HEAPS! Yes HEAPS of gluten free donut recipes. All is not lost.  Now to experiment..

I liked the idea of baked not fried (hence the donut pan) and so I road-tested an Apple Cider Baked Donut recipe except that I didn't in fact have any Apple Cider on hand..  
however, I did happen to have Apple Cider Vinegar.  Turns out, not the greatest substitution haha 
but hey - nothing ventured, nothing gained right?  
You will find an excellent Apple Cider recipe HERE from Gluten Free on a Shoestring
but you know what? Sure mine were DIFFERENT tasting but they weren't awful.  

Anyway further experimentation saw me making donuts today with sour cream.
Sour Cream has long been used in baking, yielding great results.   Those using this ingredient believe the end product to be moist and richer in taste.  Lets see shall we?

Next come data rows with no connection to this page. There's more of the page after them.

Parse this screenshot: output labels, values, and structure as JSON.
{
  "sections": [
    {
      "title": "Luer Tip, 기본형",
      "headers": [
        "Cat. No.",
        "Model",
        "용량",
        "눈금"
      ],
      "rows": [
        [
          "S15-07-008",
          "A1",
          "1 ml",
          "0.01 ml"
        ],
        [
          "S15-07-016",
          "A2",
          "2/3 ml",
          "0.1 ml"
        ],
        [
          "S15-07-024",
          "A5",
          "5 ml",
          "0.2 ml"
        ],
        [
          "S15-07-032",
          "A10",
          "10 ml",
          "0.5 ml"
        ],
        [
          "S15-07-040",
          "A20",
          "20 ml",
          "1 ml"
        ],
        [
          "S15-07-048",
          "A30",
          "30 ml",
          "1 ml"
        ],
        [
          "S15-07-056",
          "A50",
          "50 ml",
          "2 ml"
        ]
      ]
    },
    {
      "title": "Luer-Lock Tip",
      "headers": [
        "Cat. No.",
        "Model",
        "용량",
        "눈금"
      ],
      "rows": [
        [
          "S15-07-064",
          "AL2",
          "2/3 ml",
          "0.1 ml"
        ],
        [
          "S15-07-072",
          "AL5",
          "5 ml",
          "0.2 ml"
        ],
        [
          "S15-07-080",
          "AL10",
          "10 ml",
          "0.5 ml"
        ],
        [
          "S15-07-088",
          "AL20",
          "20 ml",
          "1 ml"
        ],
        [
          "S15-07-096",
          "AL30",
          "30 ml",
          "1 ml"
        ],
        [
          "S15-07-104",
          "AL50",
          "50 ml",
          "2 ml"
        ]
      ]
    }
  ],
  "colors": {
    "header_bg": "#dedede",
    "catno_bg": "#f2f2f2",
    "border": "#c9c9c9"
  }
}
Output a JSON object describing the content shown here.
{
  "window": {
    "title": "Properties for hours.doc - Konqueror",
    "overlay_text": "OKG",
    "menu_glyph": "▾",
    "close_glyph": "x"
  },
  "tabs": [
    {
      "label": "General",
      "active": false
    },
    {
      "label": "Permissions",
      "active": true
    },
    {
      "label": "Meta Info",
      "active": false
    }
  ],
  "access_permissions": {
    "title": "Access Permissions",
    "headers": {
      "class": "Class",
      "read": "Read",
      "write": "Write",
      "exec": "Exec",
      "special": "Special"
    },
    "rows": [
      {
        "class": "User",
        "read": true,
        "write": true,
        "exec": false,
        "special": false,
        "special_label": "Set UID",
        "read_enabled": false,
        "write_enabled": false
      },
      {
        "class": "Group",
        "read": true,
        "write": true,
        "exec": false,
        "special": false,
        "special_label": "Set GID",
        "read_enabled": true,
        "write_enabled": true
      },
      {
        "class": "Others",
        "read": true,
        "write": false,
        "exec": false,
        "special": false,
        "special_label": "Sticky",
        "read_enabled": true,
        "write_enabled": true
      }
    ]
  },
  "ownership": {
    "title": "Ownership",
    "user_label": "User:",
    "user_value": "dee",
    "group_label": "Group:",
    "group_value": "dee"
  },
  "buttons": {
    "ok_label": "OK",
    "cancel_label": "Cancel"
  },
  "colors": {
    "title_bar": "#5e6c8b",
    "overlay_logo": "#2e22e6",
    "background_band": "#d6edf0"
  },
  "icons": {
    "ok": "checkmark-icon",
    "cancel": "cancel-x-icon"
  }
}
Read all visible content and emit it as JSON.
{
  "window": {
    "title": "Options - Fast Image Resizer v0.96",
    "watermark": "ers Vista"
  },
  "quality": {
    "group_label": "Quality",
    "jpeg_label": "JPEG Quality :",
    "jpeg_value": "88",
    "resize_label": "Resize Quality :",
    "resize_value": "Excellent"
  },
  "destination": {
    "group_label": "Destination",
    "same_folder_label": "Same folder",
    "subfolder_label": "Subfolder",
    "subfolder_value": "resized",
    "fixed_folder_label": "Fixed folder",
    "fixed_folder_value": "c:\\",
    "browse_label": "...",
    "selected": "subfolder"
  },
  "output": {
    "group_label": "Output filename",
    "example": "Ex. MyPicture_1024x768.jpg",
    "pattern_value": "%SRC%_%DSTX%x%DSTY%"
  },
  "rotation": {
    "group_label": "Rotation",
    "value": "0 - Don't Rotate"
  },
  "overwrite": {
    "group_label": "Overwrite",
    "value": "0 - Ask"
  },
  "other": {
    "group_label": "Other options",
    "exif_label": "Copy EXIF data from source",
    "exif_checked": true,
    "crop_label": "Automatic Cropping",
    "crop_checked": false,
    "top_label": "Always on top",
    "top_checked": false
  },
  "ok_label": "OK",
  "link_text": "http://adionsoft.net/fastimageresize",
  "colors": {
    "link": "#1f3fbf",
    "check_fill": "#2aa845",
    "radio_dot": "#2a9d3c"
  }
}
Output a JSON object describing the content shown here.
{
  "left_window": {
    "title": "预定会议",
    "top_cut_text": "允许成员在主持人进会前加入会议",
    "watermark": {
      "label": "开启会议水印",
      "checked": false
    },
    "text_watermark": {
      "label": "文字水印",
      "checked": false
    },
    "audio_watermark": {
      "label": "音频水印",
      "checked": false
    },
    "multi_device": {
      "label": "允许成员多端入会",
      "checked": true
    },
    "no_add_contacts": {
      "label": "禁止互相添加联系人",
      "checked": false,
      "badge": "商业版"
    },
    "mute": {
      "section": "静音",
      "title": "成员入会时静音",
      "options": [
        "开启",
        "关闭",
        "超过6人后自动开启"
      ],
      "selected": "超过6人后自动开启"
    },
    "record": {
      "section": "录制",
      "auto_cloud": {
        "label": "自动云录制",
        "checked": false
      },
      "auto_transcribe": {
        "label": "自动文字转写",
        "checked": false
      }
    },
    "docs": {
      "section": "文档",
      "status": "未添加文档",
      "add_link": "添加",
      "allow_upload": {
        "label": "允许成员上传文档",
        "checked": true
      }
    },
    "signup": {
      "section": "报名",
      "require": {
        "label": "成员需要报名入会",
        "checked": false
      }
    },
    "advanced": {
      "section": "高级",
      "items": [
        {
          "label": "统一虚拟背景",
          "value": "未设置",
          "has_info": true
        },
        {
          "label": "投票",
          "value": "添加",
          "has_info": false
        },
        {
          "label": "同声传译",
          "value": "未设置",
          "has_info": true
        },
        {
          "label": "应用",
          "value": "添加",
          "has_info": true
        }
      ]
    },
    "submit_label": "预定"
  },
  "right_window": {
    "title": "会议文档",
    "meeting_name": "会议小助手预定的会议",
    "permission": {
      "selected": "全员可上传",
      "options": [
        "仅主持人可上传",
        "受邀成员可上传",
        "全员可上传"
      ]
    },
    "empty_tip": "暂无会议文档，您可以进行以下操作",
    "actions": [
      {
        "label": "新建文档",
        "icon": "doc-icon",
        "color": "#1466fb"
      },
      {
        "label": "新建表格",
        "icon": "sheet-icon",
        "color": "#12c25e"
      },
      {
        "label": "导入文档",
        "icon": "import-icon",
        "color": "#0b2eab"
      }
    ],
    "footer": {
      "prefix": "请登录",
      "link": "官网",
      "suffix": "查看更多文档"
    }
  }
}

So the following has been adapted from a recipe by The Semisweet Sisters  

1/2 cup sour cream
1 large egg (I use 700g free range)
1/2 teaspoon vanilla extract
1/4 cup rice bran oil
1/2 cup sugar
1 cup gluten free plain flour ( I use White Wings)
1/2 teaspoon xanthan gum
1/2 teaspoon Bi-carb Soda
1/4 teaspoon nutmeg
1/4 teaspoon salt

Pre-heat oven to 180° C
Spray donut pan with cooking oil or alternatively, butter well
Combine sour cream, egg vanilla, oil & sugar on a  medium speed in a mixer
Add dry ingredients and mix until all ingredients are combined
Fill an icing bag with donut batter (for ease of transfer to donut pan).  Fill each mould to about 2/3 full and bake for 15 minutes until just browning around the edges.
Allow to cool in pan for approximately 5 minutes then invert onto a cake rack.

1 cup pure icing sugar
1 tablespoon GF cocoa powder
2-4 teaspoons of milk
(add additional milk a little at a time to achieve the right consistency - not too runny) 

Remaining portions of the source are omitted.